Keyser v. Wasatch Towers Condominium Owners Association, Inc. (In re Keyser)

Citation:
No. 12-4114 (10th Cir. Nov. 27, 2012)
Tag(s):
Ruling:
Affirming the Bankruptcy Appellate Panel, the Tenth Circuit dismissed an appeal by Steven Keyser (“Debtor”) for lack of jurisdiction because his notice of appeal was untimely under Fed. Rul. Bankr. Pro. 8002(a). Under 28 U.S.C. § 158(c)(2), the timeliness of an appeal is set by Rule 8002(a) which requires that a notice of appeal be filed within 14 days of entry of the order appealed from. The Debtor sought to appeal the bankruptcy court’s January 28, 2011, order (“the January Order”) lifting the automatic stay on a condominium unit (“the Unit”) owned by the Debtor which would permit Wasatch Towers Condominium Owners Association, Inc. (“Wasatch”) to continue its state court foreclosure action on the Unit and to pursue any related prepetition claims against the Debtor.
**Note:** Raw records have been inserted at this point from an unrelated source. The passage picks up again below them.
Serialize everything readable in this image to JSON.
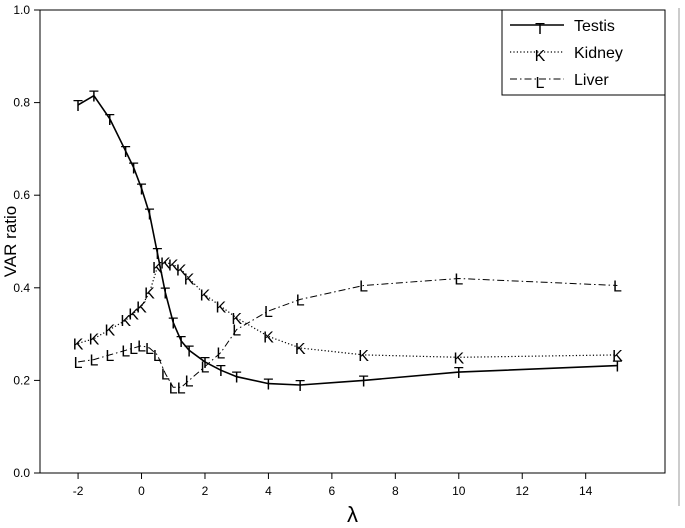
{
  "chart_data": {
    "type": "line",
    "xlabel": "λ",
    "ylabel": "VAR ratio",
    "xlim": [
      -3.2,
      16.5
    ],
    "ylim": [
      0.0,
      1.0
    ],
    "x_ticks": [
      -2,
      0,
      2,
      4,
      6,
      8,
      10,
      12,
      14
    ],
    "x_tick_labels": [
      "-2",
      "0",
      "2",
      "4",
      "6",
      "8",
      "10",
      "12",
      "14"
    ],
    "y_ticks": [
      0.0,
      0.2,
      0.4,
      0.6,
      0.8,
      1.0
    ],
    "y_tick_labels": [
      "0.0",
      "0.2",
      "0.4",
      "0.6",
      "0.8",
      "1.0"
    ],
    "grid": false,
    "legend_position": "top-right",
    "series": [
      {
        "name": "Testis",
        "marker": "T",
        "line_style": "solid",
        "x": [
          -2,
          -1.5,
          -1,
          -0.5,
          -0.25,
          0,
          0.25,
          0.5,
          0.75,
          1,
          1.25,
          1.5,
          2,
          2.5,
          3,
          4,
          5,
          7,
          10,
          15
        ],
        "y": [
          0.795,
          0.815,
          0.765,
          0.695,
          0.66,
          0.615,
          0.56,
          0.475,
          0.39,
          0.325,
          0.285,
          0.265,
          0.24,
          0.222,
          0.208,
          0.193,
          0.19,
          0.2,
          0.218,
          0.232
        ]
      },
      {
        "name": "Kidney",
        "marker": "K",
        "line_style": "dotted",
        "x": [
          -2,
          -1.5,
          -1,
          -0.5,
          -0.25,
          0,
          0.25,
          0.5,
          0.75,
          1,
          1.25,
          1.5,
          2,
          2.5,
          3,
          4,
          5,
          7,
          10,
          15
        ],
        "y": [
          0.28,
          0.29,
          0.31,
          0.33,
          0.345,
          0.36,
          0.39,
          0.445,
          0.455,
          0.45,
          0.44,
          0.42,
          0.385,
          0.36,
          0.335,
          0.295,
          0.27,
          0.255,
          0.25,
          0.255
        ]
      },
      {
        "name": "Liver",
        "marker": "L",
        "line_style": "dash-dot",
        "x": [
          -2,
          -1.5,
          -1,
          -0.5,
          -0.25,
          0,
          0.25,
          0.5,
          0.75,
          1,
          1.25,
          1.5,
          2,
          2.5,
          3,
          4,
          5,
          7,
          10,
          15
        ],
        "y": [
          0.24,
          0.245,
          0.255,
          0.265,
          0.27,
          0.275,
          0.27,
          0.255,
          0.215,
          0.185,
          0.185,
          0.2,
          0.23,
          0.26,
          0.31,
          0.35,
          0.375,
          0.405,
          0.42,
          0.405
        ]
      }
    ]
  }
}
However, the Debtor waited until April 23, 2012, to file a notice of appeal, well after the 14-day deadline. The Debtor’s failure to comply with Rule 8002(a) was a jurisdictional defect. Additionally, the court rejected the Debtor’s contention that the bankruptcy court’s order on February 9, 2012, (the “February Order”) indicated that the January Order was not final and appealable as to the question of whether the stay had been lifted. The January Order had only lifted the stay with respect to Wasatch’s prepetition claims against the Debtor relating to the Unit, whereas the February Order provided for an evidentiary hearing on whether Wasatch had violated other portions of the stay that persisted. For example, Wasatch could have violated the stay by pursuing other general prepetition claims against the Debtor. The February Order did not disturb the January Order. Finally, the Debtor’s claims that the January Order failed to specify whether it annulled the stay and that the order improperly granted relief nunc pro tunc, went to the merits of the order, not its finality. The court declined to reach any alternative basis for its holding.
Procedural context:
The Debtor appealed the January Order of the United States Bankruptcy Court for the District of Utah. The BAP dismissed the appeal for lack of jurisdiction because the notice of appeal was untimely. Proceeding pro se, the Debtor appealed the BAP’s dismissal.
Facts:
Wasatch collected common expenses from residents at the condominium complex where the Unit was located. Originally, a corporation managed by the Debtor, Ariannus Limitata (“AL”), owned the Unit. When AL failed to pay Wasatch assessments for the Unit, Wasatch recorded a notice of lien and sought to foreclose on the Unit. The Debtor then transferred ownership of the Unit to himself by quitclaim deed and filed for Chapter 7 relief, listing the Unit in his schedules. Wasatch moved for relief from the automatic stay under 11 U.S.C. § 362(d)(2) so that it could proceed with its foreclosure action. However, the Chapter 7 trustee formally abandoned the Unit as well as all prepetition and postpetition claims relating to it. Since the Unit was no longer part of the bankruptcy estate, the bankruptcy court initially concluded that it lacked jurisdiction to hear Wasatch’s stay relief motion. Subsequently, the Court held that it did in fact have jurisdiction to hear Wasatch’s motion. In the January Order, the court lifted the stay on the Unit nunc pro tunc to the date when the trustee abandoned the property. The court’s February Order directed the parties to set an evidentiary hearing to address whether the stay had been violated. In April, the state court entered a decree of foreclosure which ordered the Unit to be sold by the Sheriff. Eventually, the bankruptcy court entered an order ruling that the stay had not been violated.
Judge(s):
Murphy, Ebel, and Hartz, Circuit Judges.